Dans certaines écoles, les tableaux sont restés dans une boîte, faute de personnel pour former les enseignants ou apprendre le fonctionnement des tableaux interactifs. D’autres enseignants auraient préféré recourir à des technologies différentes, comme un iPad, pour former leurs élèves.
« On est tous favorables à l’utilisation des technologies dans les classes, mais les solutions mur à mur, comme celle imposée par le gouvernement, ne sont pas les solutions idéales,dit Josée Scalabrini. Il faudrait partir du besoin des enseignants. On est prêts à aider [le ministère] à consulter nos membres. Mais l’annonce de la création des tableaux interactifs avait pris tout le monde par surprise. Ça n’avait pas été préparé. »

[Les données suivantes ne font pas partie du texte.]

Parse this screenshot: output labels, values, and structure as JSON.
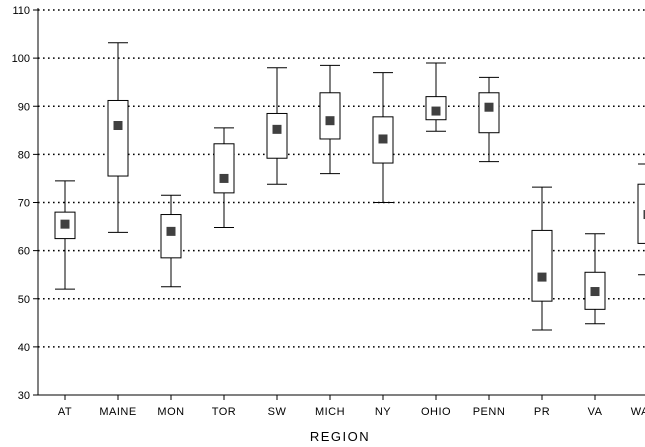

À la Fédération des commissions scolaires du Québec (FCSQ), on rappelle aussi que le programme « sortait de nulle part ». Personne n’avait réclamé ces tableaux électroniques dans le réseau de l’éducation. Les tableaux créent une nouvelle pression sur les commissions scolaires — qui se font demander de fournir du personnel de soutien pour les tableaux interactifs — au moment où le gouvernement se prépare à leur imposer des compressions budgétaires, note une source au sein de la Fédération.
Comme dans « l’ancien temps »
Le manque de personnel technique pour appuyer les enseignants nuit à la mission pédagogique des TBI, selon les résultats préliminaires d’une étude menée par des chercheurs de l’Université de Montréal. Les enseignants manquent de temps pour apprendre le fonctionnement de ces appareils. Les tableaux connaissent aussi des problèmes techniques, note Thierry Karsenti, titulaire de la Chaire de recherche du Canada sur les technologies de l’information et de la communication en éducation, dans son étude dont Le Devoir a fait état en novembre 2013.
Il a interrogé 800 enseignants et plus de 10 000 élèves du primaire et du secondaire, partout au Québec. Et 86 % des enseignants ont trouvé des désavantages au tableau blanc interactif. Les élèves ne sont pas plus convaincus : un d’entre eux a décrit le TBI comme un appareil de « l’ancien temps ».